銃刀法違反容疑で逮捕されたのは、自称札幌市在住の阿部凌平容疑者(24)。なぜ発煙筒をたいたのかなど、詳細は不明だが、もし発煙筒をたいていなければ、メンバーに接触していた可能性は高い。

阿部容疑者は巧みに、所持品検査の網をくぐり抜けて、凶器を持ち込んでいた。

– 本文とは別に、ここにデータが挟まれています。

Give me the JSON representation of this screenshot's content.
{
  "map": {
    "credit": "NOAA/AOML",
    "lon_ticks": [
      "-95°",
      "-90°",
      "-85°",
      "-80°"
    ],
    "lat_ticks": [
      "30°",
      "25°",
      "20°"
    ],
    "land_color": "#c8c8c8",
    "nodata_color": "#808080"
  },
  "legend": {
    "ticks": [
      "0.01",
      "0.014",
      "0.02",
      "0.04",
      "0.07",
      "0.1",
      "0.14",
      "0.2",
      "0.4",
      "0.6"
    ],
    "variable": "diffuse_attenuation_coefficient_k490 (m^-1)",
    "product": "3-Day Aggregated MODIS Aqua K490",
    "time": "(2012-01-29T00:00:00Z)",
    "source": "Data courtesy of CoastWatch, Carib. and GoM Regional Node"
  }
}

会場では当時、手荷物検査と金属探知機による所持品検査を行っていたが、阿部容疑者は、発煙筒と果物ナイフが入ったバッグを「誰かの忘れ物です」と主催者に届け出て、チェックを経て会場内に入った後、「忘れ物は届いてませんか」と申し出て、バッグを受け取っていた。

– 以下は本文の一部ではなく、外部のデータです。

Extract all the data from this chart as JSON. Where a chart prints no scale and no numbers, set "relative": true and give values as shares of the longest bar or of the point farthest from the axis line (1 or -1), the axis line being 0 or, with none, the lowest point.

しかも、検査もバッグを開けて中を見るだけの簡単なもので、また、金属探知機もおざなりで、参加者も「大丈夫なのかな」「意味ないですね」という程だった。

警備厳重で待ち時間増える

この騒ぎで握手会は中止となり、改めて昨日行われたが、今度は警備を厳重にしたため、ファンは手荷物検査に20分〜30分も待たされることになった。さらに、これまでは両手を見せればよかったのが、ホールドアップのように、両手を上げなければならなくなった。「欅坂46」も、狙われたメンバーも含む6人が欠席した。

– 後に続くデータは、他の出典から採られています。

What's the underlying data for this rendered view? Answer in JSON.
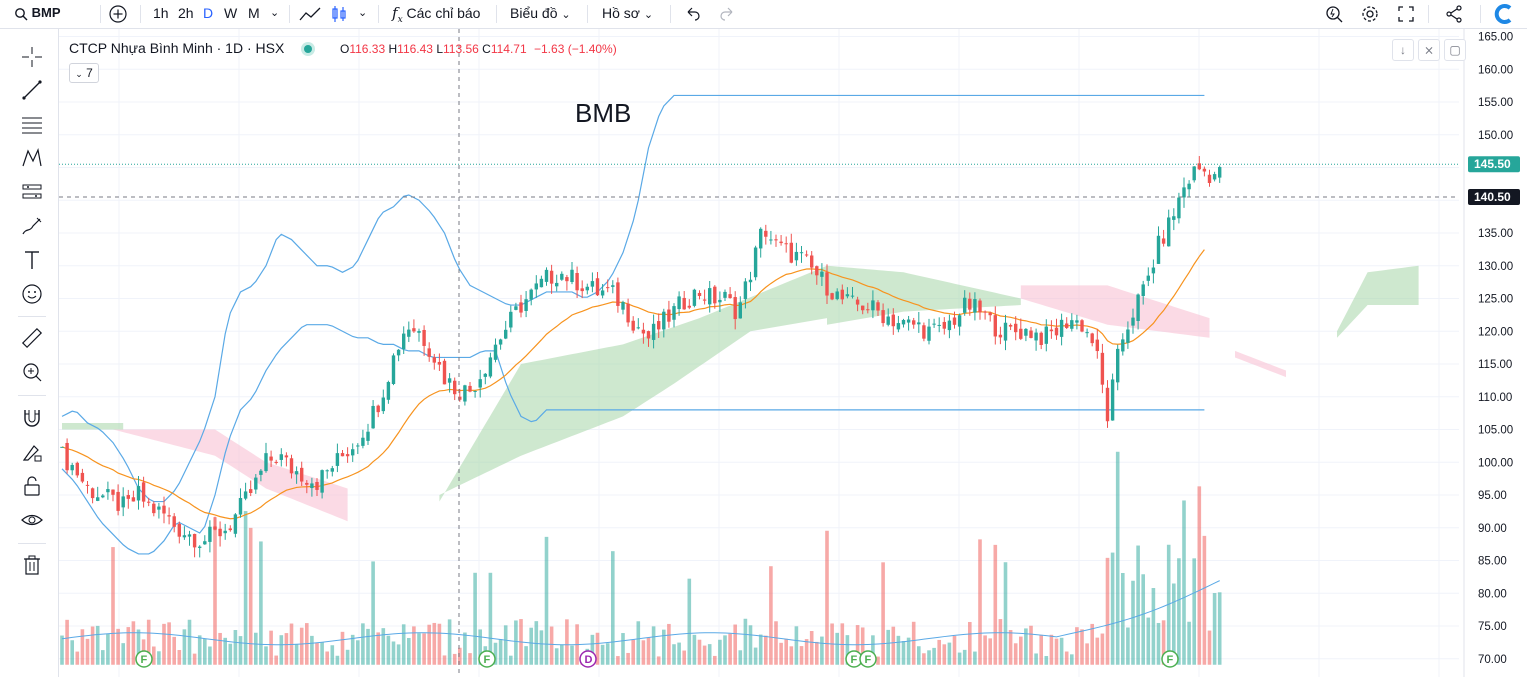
{
  "toolbar": {
    "symbol": "BMP",
    "intervals": [
      "1h",
      "2h",
      "D",
      "W",
      "M"
    ],
    "active_interval": "D",
    "indicators_label": "Các chỉ báo",
    "chart_label": "Biểu đồ",
    "profile_label": "Hồ sơ"
  },
  "legend": {
    "name": "CTCP Nhựa Bình Minh · 1D · HSX",
    "o_label": "O",
    "o": "116.33",
    "h_label": "H",
    "h": "116.43",
    "l_label": "L",
    "l": "113.56",
    "c_label": "C",
    "c": "114.71",
    "change": "−1.63 (−1.40%)",
    "indicator_count": "7"
  },
  "annotation": "BMB",
  "price_axis": {
    "ticks": [
      "165.00",
      "160.00",
      "155.00",
      "150.00",
      "145.00",
      "140.00",
      "135.00",
      "130.00",
      "125.00",
      "120.00",
      "115.00",
      "110.00",
      "105.00",
      "100.00",
      "95.00",
      "90.00",
      "85.00",
      "80.00",
      "75.00",
      "70.00"
    ],
    "last_price_label": "145.50",
    "crosshair_label": "140.50"
  },
  "colors": {
    "up": "#26a69a",
    "down": "#ef5350",
    "bollinger": "#5aa9e6",
    "ma": "#f7931e",
    "cloud_green": "#a5d6a7",
    "cloud_red": "#f8bbd0",
    "last_price": "#26a69a",
    "crosshair_tag": "#131722"
  },
  "markers": [
    "F",
    "F",
    "D",
    "F",
    "F",
    "F"
  ],
  "chart_data": {
    "type": "candlestick",
    "title": "CTCP Nhựa Bình Minh · 1D · HSX",
    "ylim": [
      70,
      165
    ],
    "close_path": [
      [
        0,
        101
      ],
      [
        5,
        99
      ],
      [
        10,
        96
      ],
      [
        15,
        95
      ],
      [
        20,
        94
      ],
      [
        25,
        93
      ],
      [
        30,
        95
      ],
      [
        35,
        93
      ],
      [
        40,
        92
      ],
      [
        45,
        90
      ],
      [
        50,
        89
      ],
      [
        55,
        88
      ],
      [
        60,
        89
      ],
      [
        65,
        90
      ],
      [
        70,
        93
      ],
      [
        75,
        96
      ],
      [
        80,
        100
      ],
      [
        85,
        101
      ],
      [
        90,
        99
      ],
      [
        95,
        98
      ],
      [
        100,
        97
      ],
      [
        105,
        99
      ],
      [
        110,
        101
      ],
      [
        115,
        103
      ],
      [
        120,
        106
      ],
      [
        125,
        110
      ],
      [
        130,
        116
      ],
      [
        135,
        121
      ],
      [
        140,
        120
      ],
      [
        145,
        117
      ],
      [
        150,
        113
      ],
      [
        155,
        111
      ],
      [
        160,
        111
      ],
      [
        165,
        114
      ],
      [
        170,
        118
      ],
      [
        175,
        121
      ],
      [
        180,
        124
      ],
      [
        185,
        126
      ],
      [
        190,
        128
      ],
      [
        195,
        129
      ],
      [
        200,
        128
      ],
      [
        205,
        127
      ],
      [
        210,
        126
      ],
      [
        215,
        126
      ],
      [
        220,
        124
      ],
      [
        225,
        121
      ],
      [
        230,
        119
      ],
      [
        235,
        121
      ],
      [
        240,
        123
      ],
      [
        245,
        125
      ],
      [
        250,
        126
      ],
      [
        255,
        125
      ],
      [
        260,
        125
      ],
      [
        265,
        123
      ],
      [
        270,
        129
      ],
      [
        275,
        136
      ],
      [
        280,
        133
      ],
      [
        285,
        132
      ],
      [
        290,
        131
      ],
      [
        295,
        129
      ],
      [
        300,
        127
      ],
      [
        305,
        125
      ],
      [
        310,
        124
      ],
      [
        315,
        124
      ],
      [
        320,
        123
      ],
      [
        325,
        122
      ],
      [
        330,
        121
      ],
      [
        335,
        121
      ],
      [
        340,
        120
      ],
      [
        345,
        120
      ],
      [
        350,
        122
      ],
      [
        355,
        124
      ],
      [
        360,
        123
      ],
      [
        365,
        121
      ],
      [
        370,
        120
      ],
      [
        375,
        120
      ],
      [
        380,
        120
      ],
      [
        385,
        119
      ],
      [
        390,
        120
      ],
      [
        395,
        122
      ],
      [
        400,
        121
      ],
      [
        405,
        118
      ],
      [
        410,
        107
      ],
      [
        415,
        118
      ],
      [
        420,
        123
      ],
      [
        425,
        127
      ],
      [
        430,
        133
      ],
      [
        435,
        137
      ],
      [
        440,
        142
      ],
      [
        445,
        145
      ],
      [
        450,
        144
      ]
    ],
    "bollinger_upper": [
      [
        0,
        107
      ],
      [
        5,
        108
      ],
      [
        10,
        106
      ],
      [
        15,
        105
      ],
      [
        20,
        103
      ],
      [
        25,
        100
      ],
      [
        30,
        96
      ],
      [
        35,
        94
      ],
      [
        40,
        94
      ],
      [
        45,
        96
      ],
      [
        50,
        100
      ],
      [
        55,
        104
      ],
      [
        60,
        110
      ],
      [
        65,
        122
      ],
      [
        70,
        126
      ],
      [
        75,
        127
      ],
      [
        80,
        130
      ],
      [
        85,
        135
      ],
      [
        90,
        134
      ],
      [
        95,
        132
      ],
      [
        100,
        130
      ],
      [
        105,
        130
      ],
      [
        110,
        129
      ],
      [
        115,
        130
      ],
      [
        120,
        134
      ],
      [
        125,
        138
      ],
      [
        130,
        139
      ],
      [
        135,
        141
      ],
      [
        140,
        140
      ],
      [
        145,
        138
      ],
      [
        150,
        135
      ],
      [
        155,
        130
      ],
      [
        160,
        127
      ],
      [
        165,
        126
      ],
      [
        170,
        125
      ],
      [
        175,
        124
      ],
      [
        180,
        124
      ],
      [
        185,
        125
      ],
      [
        190,
        126
      ],
      [
        195,
        126
      ],
      [
        200,
        126
      ],
      [
        205,
        125
      ],
      [
        210,
        126
      ],
      [
        215,
        128
      ],
      [
        220,
        132
      ],
      [
        225,
        138
      ],
      [
        230,
        148
      ],
      [
        235,
        154
      ],
      [
        240,
        156
      ]
    ],
    "bollinger_lower": [
      [
        0,
        99
      ],
      [
        5,
        97
      ],
      [
        10,
        94
      ],
      [
        15,
        91
      ],
      [
        20,
        89
      ],
      [
        25,
        87
      ],
      [
        30,
        86
      ],
      [
        35,
        86
      ],
      [
        40,
        88
      ],
      [
        45,
        91
      ],
      [
        50,
        90
      ],
      [
        55,
        89
      ],
      [
        60,
        95
      ],
      [
        65,
        103
      ],
      [
        70,
        108
      ],
      [
        75,
        110
      ],
      [
        80,
        114
      ],
      [
        85,
        117
      ],
      [
        90,
        119
      ],
      [
        95,
        121
      ],
      [
        100,
        121
      ],
      [
        105,
        121
      ],
      [
        110,
        120
      ],
      [
        115,
        119
      ],
      [
        120,
        119
      ],
      [
        125,
        118
      ],
      [
        130,
        118
      ],
      [
        135,
        117
      ],
      [
        140,
        117
      ],
      [
        145,
        116
      ],
      [
        150,
        116
      ],
      [
        155,
        116
      ],
      [
        160,
        116
      ],
      [
        165,
        117
      ],
      [
        170,
        117
      ],
      [
        175,
        111
      ],
      [
        180,
        107
      ],
      [
        185,
        106
      ],
      [
        190,
        108
      ]
    ],
    "volume_note": "bars colored by candle direction"
  }
}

小倉智昭「握手会は、タレントさんと近づける唯一の機会で、楽しみにしている人も多いと思うが、主催する側としては、ここまで警備をきつくしてまでやる方がいいんだろうか、考えるよね」

内野泰輔「距離ができてしまうと、本末転倒ですからね」

握手会の事件では、2014年5月に岩手で行われたAKB48の握手会で、当時メンバーだった川栄李奈さんらが、のこぎりを持った男に襲撃され、手の指を骨折するなどの重傷を負った事件が記憶に新しい。その後、この種のイベントでの警備は厳重になったが、今回の警備は甘くなっていたらしい。